This graphic represents general ranges of gypsy moth life stage development for Minnesota. Cooler seasonal temperatures and/or more northerly latitudes can cause a clockwise shift of these ranges. For example, in northeast Minnesota, eggs may never reach 100% emergence and adults may appear into October.
Eggs are laid in a fuzzy, tan-colored mass. The egg mass contains 500-1,000 eggs and is about the size of a quarter. Eggs are laid during late summer and hatch the following spring when the weather is right. Egg masses can be found on living and/or inanimate objects, including nursery stock, logs, roof eaves, in wheel wells or outdoor household articles like firewood and lawn chairs.
The caterpillar hatches from the egg and grows to a length of 2½ inches as it matures. Its body is covered with hairs to protect it from predators including curious humans. Be careful - if you touch it your skin might get irritated! Along its back the caterpillar has five pairs of blue spots near the head, followed by six pairs of red spots. It actively feeds on plant foliage from late spring through mid-summer, when it develops into a pupa.
The pupa is an immobile stage of this insect's life. Though it appears inactive, it is very busy inside transforming from a caterpillar into an adult moth. Found mid-summer, it is dark reddish-brown, leathery in appearance, and often tethered to an object with silk strands. It can range in size from ¾ inch to 1½ inches long.
The adult female moth is white with brown jagged markings on her wings. Her wingspread ranges from 1 to 2 inches but she cannot fly because her body is so large and heavy with eggs. She releases a pungent sex attractant (pheromone) that only the male moths can smell so they can fly to her and mate. The female produces one egg mass and dies.
The adult male moth has feathery (plumed) antennae that are so sensitive they can "smell" a female a mile away. His body can be light beige to dark brown with black jagged bands on brown forewings. His wingspread ranges from only ¾ to 1½ inches yet he is a strong flyer and capable of mating with several females. Adult moths are typically active from late summer through early fall.
As animals and plants interact with each other over millennia, they develop mechanisms to increase their chances of survival. For example, the gypsy moth caterpillar is so hairy that birds and rodents think twice about eating it as they may end up with irritated skin around their eyes and mouths. Nevertheless, some predators will take that risk in order to have a bite to eat.
Another example is the behavior of the moth. The caterpillars are most active at night, dining on leaves by moonlight. They rest in a sheltered area during the day to avoid being attacked by birds.
Birds are just one problem though. The white-footed mouse is a rodent that eats gypsy moth caterpillars and pupae on and near the ground while they are resting. Mouse predation may be a very important factor in keeping small gypsy moth populations from getting bigger.

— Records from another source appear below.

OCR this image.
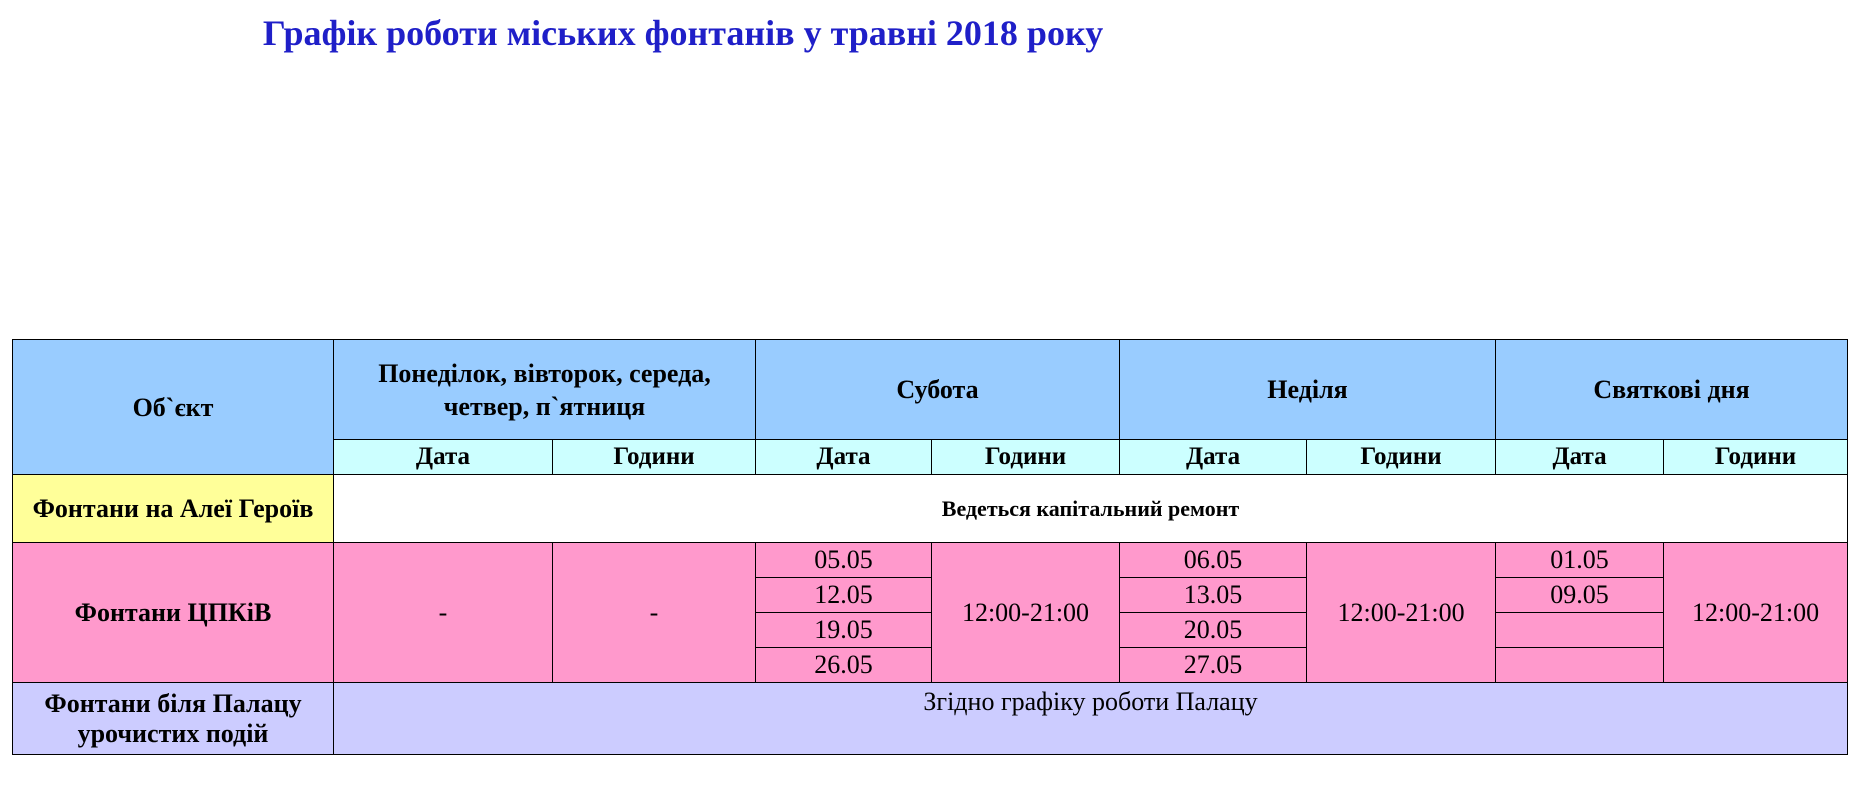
Графік роботи міських фонтанів у травні 2018 року
Об`єкт	Понеділок, вівторок, середа, четвер, п`ятниця		Субота		Неділя		Святкові дня	
	Дата	Години	Дата	Години	Дата	Години	Дата	Години
Фонтани на Алеї Героїв	Ведеться капітальний ремонт							
Фонтани ЦПКіВ	-	-	05.05	12:00-21:00	06.05	12:00-21:00	01.05	12:00-21:00
			12.05		13.05		09.05	
			19.05		20.05			
			26.05		27.05			
Фонтани біля Палацу урочистих подій	Згідно графіку роботи Палацу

Smaller enemies include a number of tiny parasitic wasps and flies whose larvae feed on gypsy moth eggs or caterpillars. The adult female protects her eggs from predators by wrapping them in a mat of tiny hairs from her own body. Some of these small insects have been put into service by scientists trying to find a way to control large populations of gypsy moth.
On a microscopic level, a fungal pathogen called Entomophaga maimaiga has been studied and found to provide significant control of gypsy moth outbreaks. Wet conditions during springtime encourage the natural growth of the fungus. Spores from the fungus must be ingested by the caterpillar. Once inside, the spores start growing and eventually kill the caterpillar.
Gypsy moths are susceptible to a virus called NPV. When there are high numbers of caterpillars very close to each other, the virus is easily passed along. The caterpillars get sick and die very quickly, and some outbreaks have been virtually eliminated after NPV is introduced. NPV has been mass produced for control of gypsy moth and is sold under the brand name Gypcheck.